Getting around in Colombia

Mon 13 Jan 2014 16:40

As we explored Santa Marta, and then took a colectivo up to Minca, and then took a bus to Cartagena, the various means of transport all around started to fascinate me...

First of all, as a motorcyclist, I was delighted to find motorbikes are probably the primary means of getting around the place. You can even buy them in the supermarkets! Almost all the bikes are small engined by our standards, 125 or 150cc typically, but they manfully scream up into the mountains, with crates on the back, or sacks slung over the tank, or three family members squeezed on. Everyone rides it seems, from age 16, though a lot look younger, babies simply held against chests, toddlers sat between their parents.

A well looked after bike up in the mountains and supermarket bikes for sale - notice the price!!

All around the place you see groups of young men pulled into the side of the road, chatting, still sitting on their bikes. Strangely, they all seemed to have a second helmet over their arm. Perhaps they were planning to pick up their girlfriends later? But no, it turns out that they're taxis. For about £1.20 they'll give you a lift anywhere in town, you just jump on the back, put on the one-size-fits-all giant helmet and off you go. Shopping isn't a problem, just hold on to as much as you can and the driver will take the rest. Alternatively, for serious loads, like bricks, fridges and the like, there are trikes that can take anything anywhere.

Moto-taxi, complete with shopping! Notice rather large passenger helmet.

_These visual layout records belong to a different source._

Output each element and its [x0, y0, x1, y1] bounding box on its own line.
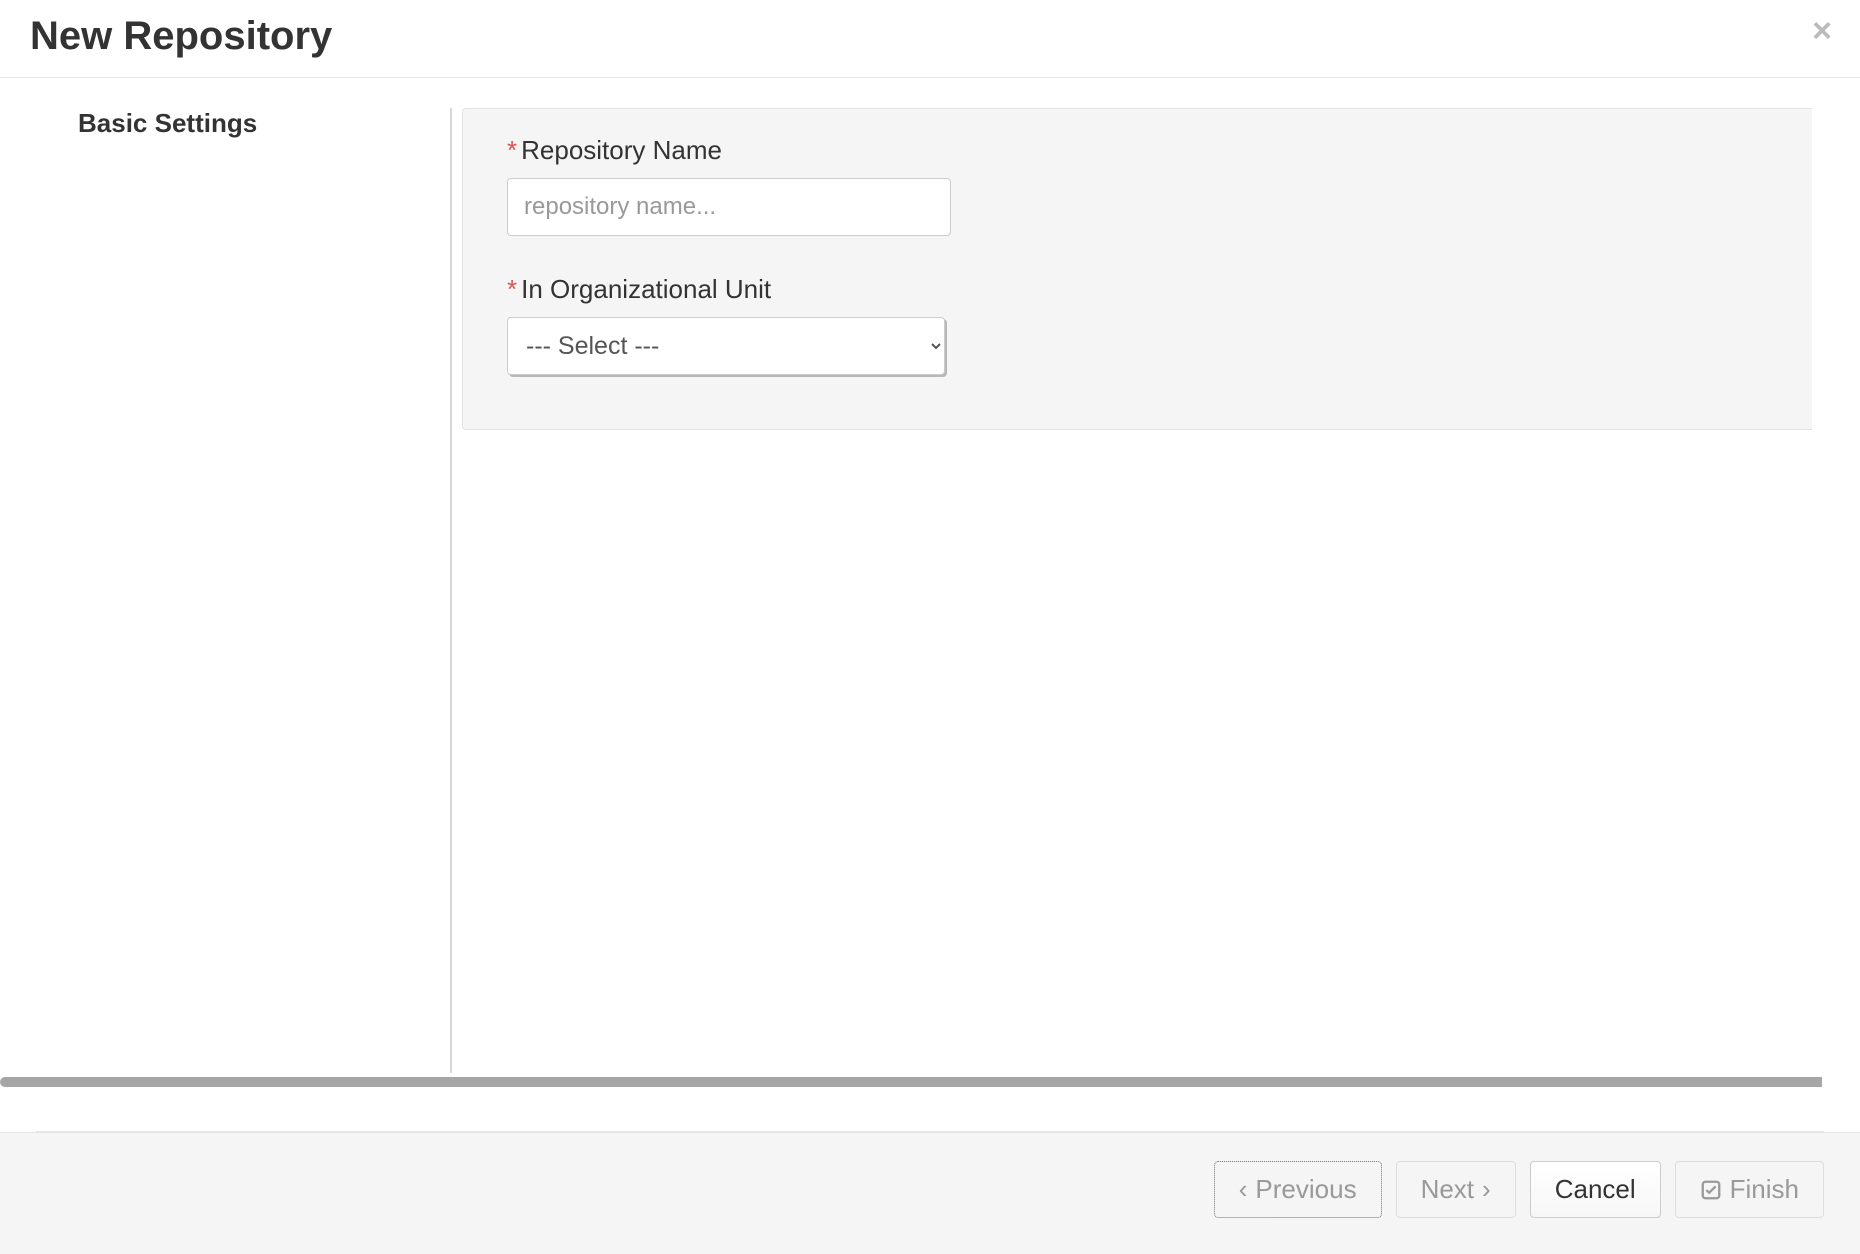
- chevron-right-icon: [1482, 1174, 1491, 1205]
- org-unit-label: *In Organizational Unit: [507, 274, 1768, 305]
- org-unit-label-text: In Organizational Unit: [521, 274, 771, 304]
- basic-settings-panel: *Repository Name *In Organizational Unit…: [462, 108, 1812, 430]
- required-asterisk-icon: *: [507, 274, 517, 304]
- dialog-body-wrap: Basic Settings *Repository Name: [0, 78, 1860, 1254]
- previous-button[interactable]: Previous: [1214, 1161, 1382, 1218]
- repository-name-label: *Repository Name: [507, 135, 1768, 166]
- dialog-footer: Previous Next Cancel Finish: [0, 1132, 1860, 1254]
- close-button[interactable]: ×: [1812, 14, 1832, 48]
- cancel-button[interactable]: Cancel: [1530, 1161, 1661, 1218]
- repository-name-label-text: Repository Name: [521, 135, 722, 165]
- repository-name-group: *Repository Name: [507, 135, 1768, 236]
- cancel-button-label: Cancel: [1555, 1174, 1636, 1205]
- check-icon: [1700, 1179, 1722, 1201]
- vertical-scroll-gutter: [1822, 78, 1860, 1073]
- required-asterisk-icon: *: [507, 135, 517, 165]
- wizard-steps-sidebar: Basic Settings: [0, 78, 450, 1073]
- new-repository-dialog: New Repository × Basic Settings *: [0, 0, 1860, 1254]
- next-button-label: Next: [1421, 1174, 1474, 1205]
- chevron-left-icon: [1239, 1174, 1248, 1205]
- dialog-title: New Repository: [30, 14, 1830, 59]
- dialog-body: Basic Settings *Repository Name: [0, 78, 1822, 1073]
- org-unit-group: *In Organizational Unit --- Select ---: [507, 274, 1768, 375]
- previous-button-label: Previous: [1255, 1174, 1356, 1205]
- horizontal-scrollbar[interactable]: [0, 1077, 1822, 1087]
- close-icon: ×: [1812, 12, 1832, 50]
- finish-button[interactable]: Finish: [1675, 1161, 1824, 1218]
- sidebar-item-label: Basic Settings: [78, 108, 257, 138]
- org-unit-select[interactable]: --- Select ---: [507, 317, 945, 375]
- form-area: *Repository Name *In Organizational Unit…: [452, 78, 1822, 1073]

 It was some time before I spotted a petrol station. Instead there are lots of little motorbike mechanic's shops, from which you can have your bike tank topped up with a gallon jug. Here's a super basic one we spotted on the way to Cartagena. It rather put me in mind of Dawn to Dusk pits...

Pit stop and the most common way of avoiding burnt bums from the tropical sun on black seats!

There are huge brightly coloured trucks on the roads. The drivers are quite impatient and pull out to overtake when there's absolutely no hope of being able to get by. The tactic seems to be simply to out cool the driver coming the other way, so everyone slams on their brakes and lets you pass. Terrifying when you see one coming straight towards you on the wrong side of the road.

On the right of the picture of all the lorries above there is a pedal rickshaw. We saw loads of these as we went along the causeway at Cienaga, acting as taxis, but we've seen none in Santa Marta or Cartagena. I wondered if it was because it was a poorer area - and because it was dead flat!

Around every town there are loads and loads of yellow taxis, all that we came across had been retro converted to be gas powered, including the colectivo's we used. The drivers must be so good at spotting body language because they stop for you before you've hardly even started to think of getting one. A journey anywhere in town is $5,000, which luckily is about £3. There can be some pretty big traffic jams, both in and outside of town, which, combined with motorbikes threading in and out and taxis suddenly stopping because they think they've seen a fare, leads to some hair raising driving. In a 10 minute taxi ride in Cartagena there were so many near misses that I stopped looking and just waited for the ride to end, turning my body sideways and sliding down in the seat in the hope the front seats would save me in the event of what felt like an inevitable crash. Needless to say there are no rear seat belts. In addition to the colectivos and regular 'maxi taxi' type minibuses there are a wide variety of bigger buses, some looking like coaches in the UK, though blinged up, other's looking more like converted lorries.


In the old walled part of Cartagena doesn't allow motorbikes in. In fact, there seem to be very few private cars there too, it's mostly taxis and what they call horse drawn chariots, which makes me think of Romans in battle, but aren't like that at all. They're really for visitors to take a tour around the city.


Horses and donkeys (burros) play their part too, trains of them taking sacks up the trails in the mountains or pulling carts, though horses are mostly used for carts. These behave as if they are pedestrians, they just go down the sides of the road, causing wild swerving from the rest of the traffic.


To get around the no motorbikes rule in the old city you can hire push bikes, including tandems, segways and electric bikes. You get family groups of 6 or more on bicycles bearing down on you in the narrow streets and out of control segways clearing the pavements. 

But this motorbike seemed to have snuck in below the radar:

Our Brompton push bikes have stayed folded up below deck. There's no way I'd want to be on a push bike trying to negotiate the traffic chaos of beeping horns that is the town centre here in Santa Marta. However, I'd take my chances on a motorbike, avoiding the busy streets, getting out to those twisty mountain roads, dodging the pot holes along the trails, exploring Colombia.